Pela manhã, durante inauguração de uma usina de energia solar do Grupo DiRoma, de propriedade da deputada do Centrão Magda Mofatto (PL-GO), em Caldas Novas (GO), o presidente Bolsonaro reafirmou que estenderá o pagamento do auxílio emergencial até dezembro deste ano, sem também especificar um valor. “Ele é pouco para quem recebe e muito para quem paga. Vocês gastam por mês R$ 50 bilhões neste auxílio. Nós pretendemos, com um valor menor, que obviamente não será R$ 600, mas também não será R$ 200, prorrogá-lo até o final do ano e com isso fazer com que a economia volte à sua normalidade”, disse Bolsonaro.

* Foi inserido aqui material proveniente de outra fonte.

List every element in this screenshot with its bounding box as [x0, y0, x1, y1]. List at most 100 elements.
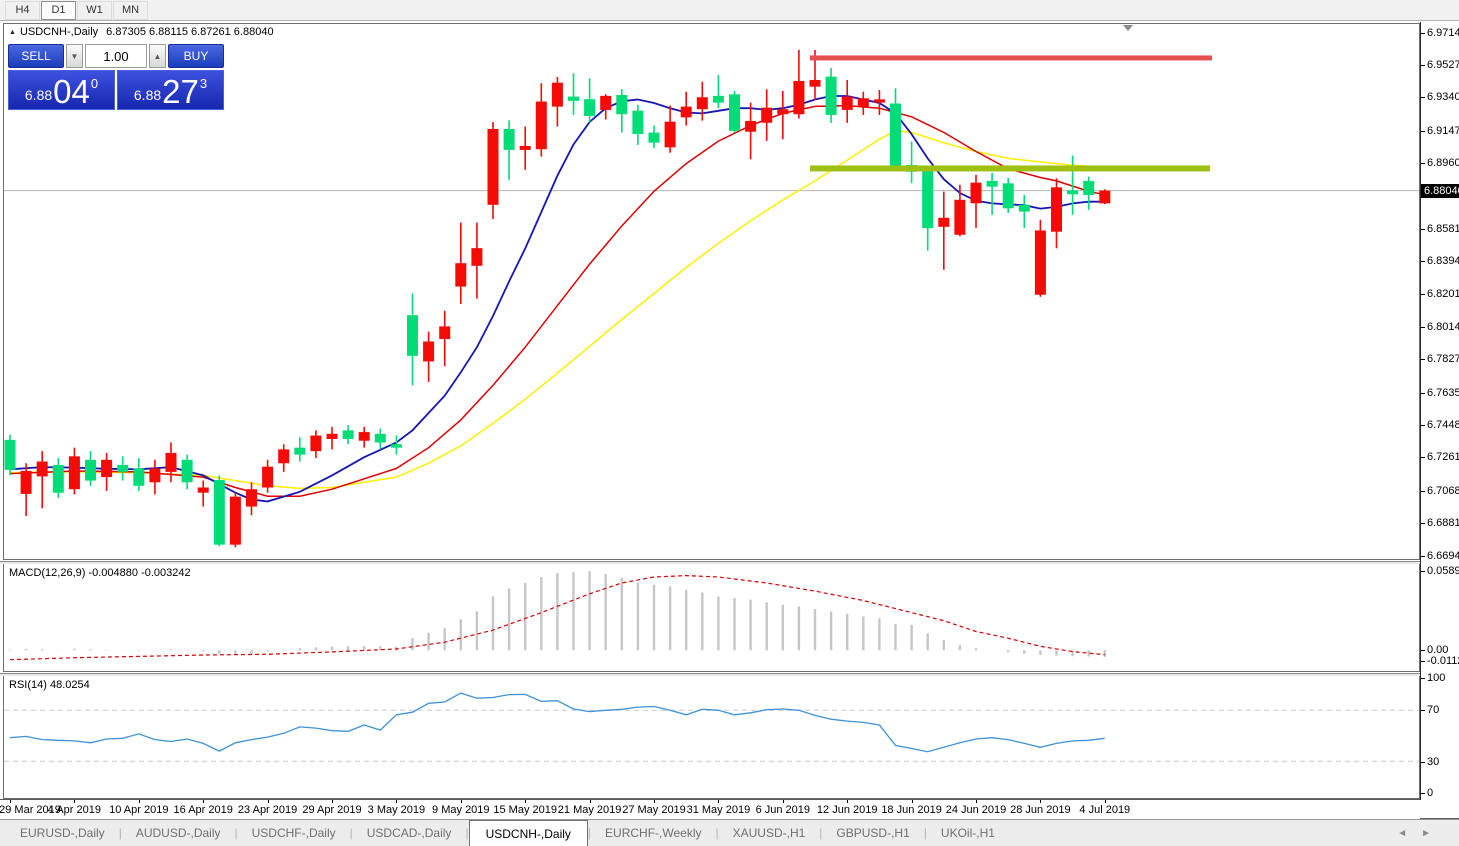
volume-decrease-icon[interactable]: ▼ [66, 44, 83, 68]
tab-divider: | [465, 826, 469, 840]
ohlc-values: 6.87305 6.88115 6.87261 6.88040 [106, 26, 274, 38]
date-label: 6 Jun 2019 [755, 804, 811, 816]
chart-shift-icon[interactable] [1123, 25, 1133, 31]
candle-body [165, 452, 177, 472]
date-label: 24 Jun 2019 [945, 804, 1007, 816]
collapse-triangle-icon[interactable]: ▲ [9, 29, 16, 36]
candle-body [342, 430, 354, 439]
resistance-line[interactable] [810, 55, 1212, 61]
tab-usdchfdaily[interactable]: USDCHF-,Daily [251, 826, 336, 840]
tab-usdcaddaily[interactable]: USDCAD-,Daily [366, 826, 452, 840]
rsi-label: RSI(14) 48.0254 [9, 679, 90, 691]
candle-body [777, 109, 789, 115]
candle-body [1051, 187, 1062, 232]
date-axis-tick [332, 800, 333, 803]
candle-body [36, 461, 48, 477]
candle-body [374, 433, 386, 443]
candle-body [986, 180, 998, 187]
candle-body [278, 449, 290, 464]
candle-body [423, 341, 435, 362]
date-axis-tick [1104, 800, 1106, 803]
tab-divider: | [715, 826, 719, 840]
macd-signal-line [9, 574, 1105, 661]
price-axis-tick [1421, 228, 1425, 230]
rsi-panel-splitter[interactable] [0, 673, 1459, 676]
macd-panel-splitter[interactable] [0, 561, 1459, 564]
candle-body [487, 128, 499, 205]
candle-body [133, 468, 145, 486]
tab-eurchfweekly[interactable]: EURCHF-,Weekly [605, 826, 702, 840]
candle-body [535, 101, 547, 150]
candle-body [873, 99, 885, 103]
candle-body [1099, 190, 1111, 204]
buy-button[interactable]: BUY [168, 44, 224, 68]
date-label: 23 Apr 2019 [237, 804, 298, 816]
price-chart-canvas[interactable] [0, 22, 1420, 561]
date-axis-tick [976, 800, 977, 803]
candle-body [938, 217, 950, 227]
candle-body [471, 248, 483, 266]
ma-mid-red [9, 104, 1105, 497]
candle-body [439, 326, 451, 340]
price-axis[interactable]: 6.88040 6.971406.952706.934006.914756.89… [1421, 22, 1459, 800]
tab-gbpusdh1[interactable]: GBPUSD-,H1 [836, 826, 910, 840]
sell-price-big: 04 [53, 72, 90, 110]
rsi-axis-tick [1421, 792, 1425, 794]
price-axis-tick [1421, 130, 1425, 132]
date-axis-tick [203, 800, 205, 803]
tab-xauusdh1[interactable]: XAUUSD-,H1 [732, 826, 806, 840]
one-click-trade-panel: SELL ▼ 1.00 ▲ BUY 6.88 04 0 6.88 27 3 [8, 44, 224, 110]
candle-body [648, 132, 660, 143]
candle-body [294, 447, 306, 455]
tab-scroll-right-icon[interactable]: ► [1421, 828, 1431, 839]
tab-scroll-left-icon[interactable]: ◄ [1397, 828, 1408, 839]
candle-body [970, 182, 982, 204]
candle-body [181, 459, 193, 483]
candle-body [1002, 183, 1014, 209]
buy-price-tile[interactable]: 6.88 27 3 [117, 70, 224, 110]
rsi-axis-tick [1421, 709, 1425, 711]
rsi-indicator-canvas[interactable] [0, 675, 1420, 800]
date-axis-tick [525, 800, 527, 803]
price-axis-tick [1421, 261, 1425, 263]
sell-button[interactable]: SELL [8, 44, 64, 68]
date-axis-tick [138, 800, 140, 803]
date-label: 10 Apr 2019 [109, 804, 169, 816]
timeframe-button-h4[interactable]: H4 [5, 0, 40, 20]
timeframe-button-d1[interactable]: D1 [41, 0, 76, 20]
candle-body [213, 480, 225, 545]
rsi-line [9, 692, 1105, 753]
date-axis-tick [10, 800, 11, 803]
date-axis-tick [267, 800, 269, 803]
support-line[interactable] [810, 165, 1210, 172]
candle-body [4, 439, 16, 470]
candle-body [246, 489, 257, 507]
date-axis-tick [1040, 800, 1042, 803]
candle-body [1067, 190, 1079, 195]
volume-input[interactable]: 1.00 [85, 44, 147, 68]
tab-ukoilh1[interactable]: UKOil-,H1 [940, 826, 995, 840]
sell-price-tile[interactable]: 6.88 04 0 [8, 70, 115, 110]
tab-eurusddaily[interactable]: EURUSD-,Daily [20, 826, 105, 840]
candle-body [551, 82, 563, 107]
macd-indicator-canvas[interactable] [0, 563, 1420, 673]
candle-body [1083, 180, 1095, 195]
chart-title-ohlc: ▲ USDCNH-,Daily 6.87305 6.88115 6.87261 6.… [9, 26, 274, 38]
tab-divider: | [349, 826, 353, 840]
price-axis-tick [1421, 392, 1425, 394]
macd-axis-tick [1421, 660, 1425, 662]
price-axis-tick [1421, 294, 1425, 296]
date-label: 29 Mar 2019 [0, 804, 61, 816]
tab-usdcnhdaily[interactable]: USDCNH-,Daily [468, 820, 588, 846]
tab-audusddaily[interactable]: AUDUSD-,Daily [135, 826, 221, 840]
tab-divider: | [234, 826, 238, 840]
ma-fast-blue [9, 95, 1105, 503]
date-axis-tick [654, 800, 655, 803]
timeframe-button-mn[interactable]: MN [113, 0, 148, 20]
volume-increase-icon[interactable]: ▲ [149, 44, 166, 68]
date-label: 15 May 2019 [493, 804, 557, 816]
date-axis[interactable]: 29 Mar 2019 4 Apr 2019 10 Apr 2019 16 Apr 2… [0, 800, 1420, 819]
candle-body [696, 97, 708, 110]
timeframe-button-w1[interactable]: W1 [77, 0, 112, 20]
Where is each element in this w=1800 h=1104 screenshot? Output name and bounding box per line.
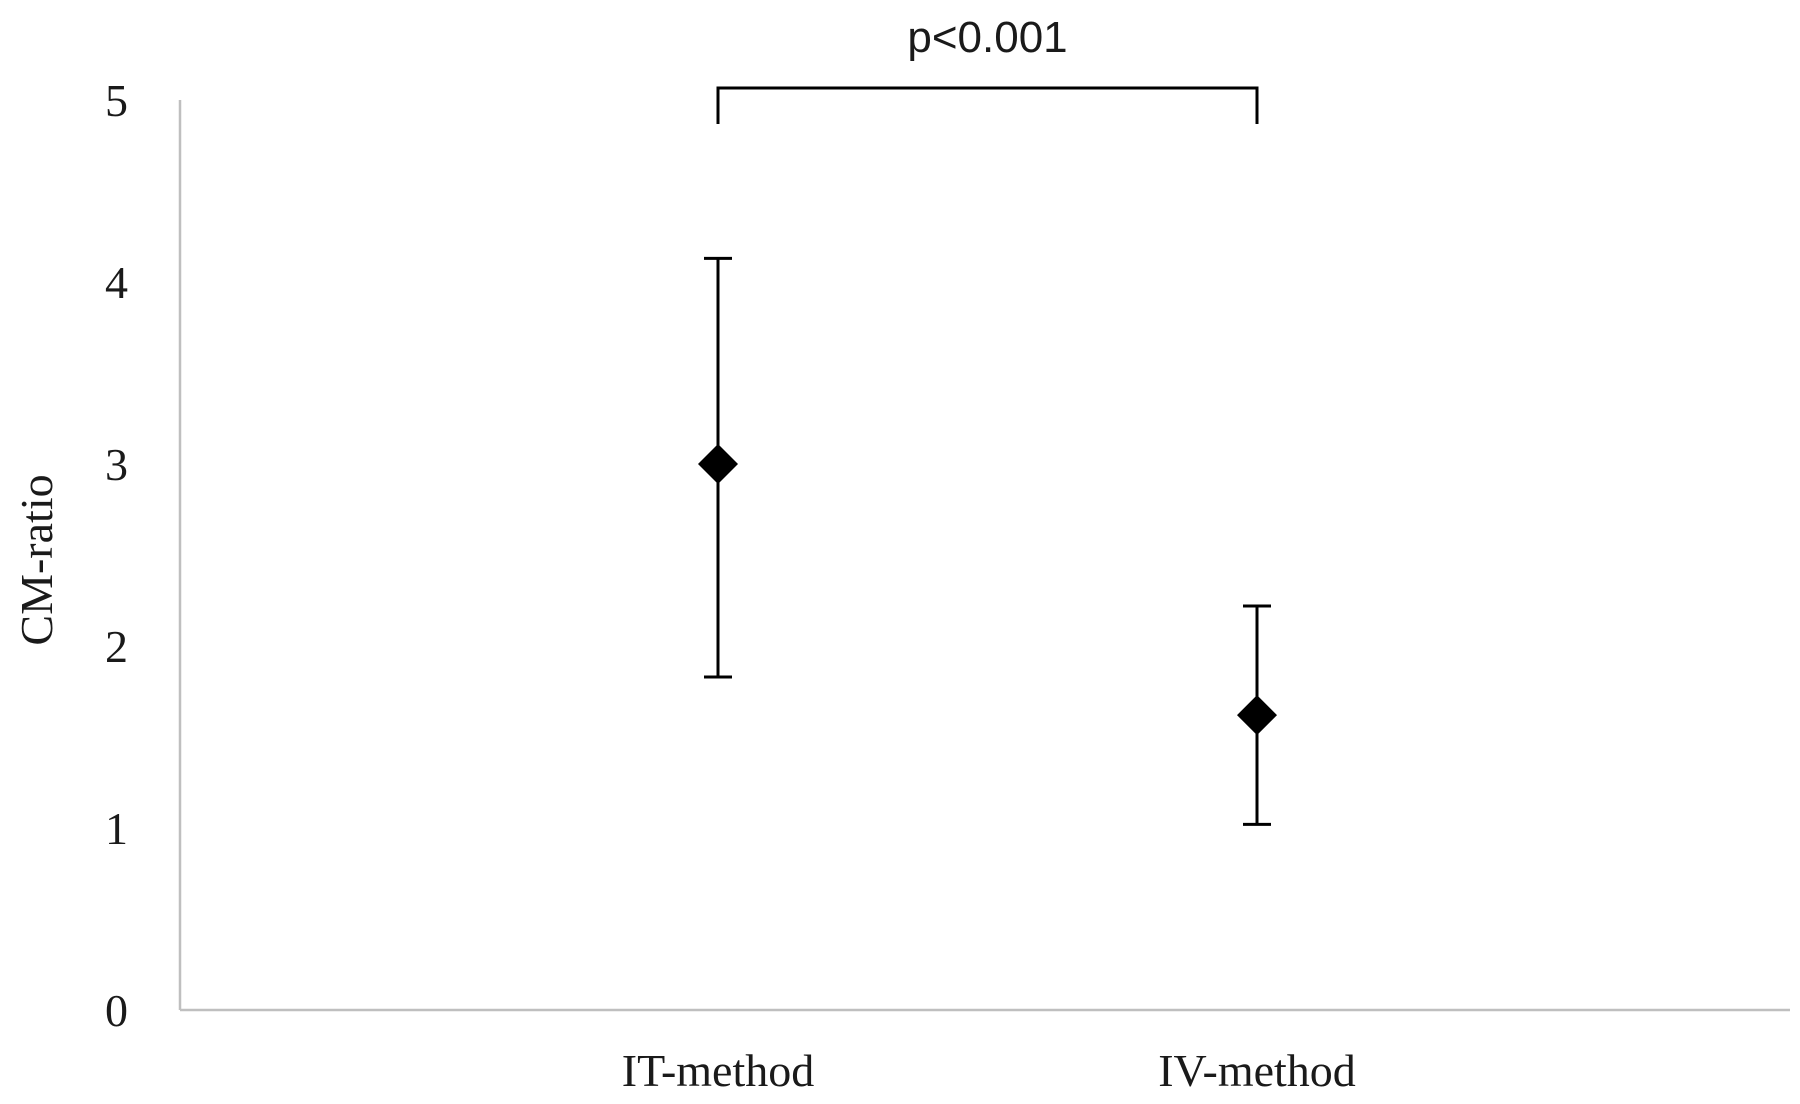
y-tick-label: 2 <box>105 621 128 672</box>
y-tick-label: 5 <box>105 75 128 126</box>
data-point-diamond <box>1237 695 1277 736</box>
x-category-label: IT-method <box>622 1045 815 1096</box>
x-category-labels: IT-method IV-method <box>622 1045 1356 1096</box>
data-point-diamond <box>698 444 738 484</box>
significance-annotation: p<0.001 <box>716 13 1259 124</box>
y-tick-labels: 0 1 2 3 4 5 <box>105 75 128 1036</box>
x-category-label: IV-method <box>1158 1045 1356 1096</box>
y-tick-label: 3 <box>105 439 128 490</box>
y-tick-label: 0 <box>105 985 128 1036</box>
y-axis-title: CM-ratio <box>11 474 62 645</box>
data-points <box>698 444 1277 736</box>
error-bars <box>704 256 1271 826</box>
y-tick-label: 4 <box>105 257 128 308</box>
y-tick-label: 1 <box>105 803 128 854</box>
p-value-label: p<0.001 <box>907 13 1067 62</box>
axes <box>178 100 1790 1012</box>
significance-bracket <box>716 86 1259 124</box>
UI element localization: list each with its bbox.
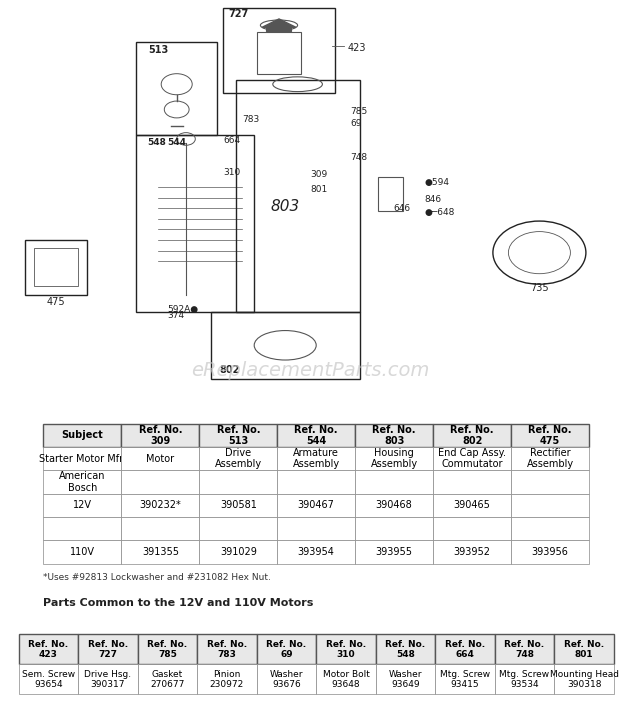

A prorrogação do auxílio foi pauta de reuniões entre o presidente e o ministro da Economia, Paulo Guedes, nesta semana. A expectativa é que o benefício seja estendido até o fim de 2020 com quatro parcelas de R$ 300, que é o valor defendido por Bolsonaro. O benefício foi criado originalmente para durar três meses – tendo como base os meses de abril, maio e junho. Depois, o governo prorrogou o benefício por duas parcelas – julho e agosto – por meio de decreto. O valor de R$ 600 foi mantido durante todo esse período. Para alterar o valor, será preciso a edição de uma medida provisória, que tem vigência imediata.

Renda Brasil

A ideia do governo é que a extensão do auxílio seja uma transição para um “pouso suave” no Renda Brasil, que substituirá o Bolsa Família e ainda está em estudo pela equipe econômica. O desafio é encontrar fontes de recursos para o novo programa, que deverá ser anunciado em um segundo momento para que Guedes tenha mais tempo para encontrar espaço para acomodar o novo gasto dentro do teto, que limita o avanço das despesas à inflação. O presidente quer um plano que não inclua a revisão ou a extinção de outros benefícios, como o abono salarial, por exemplo.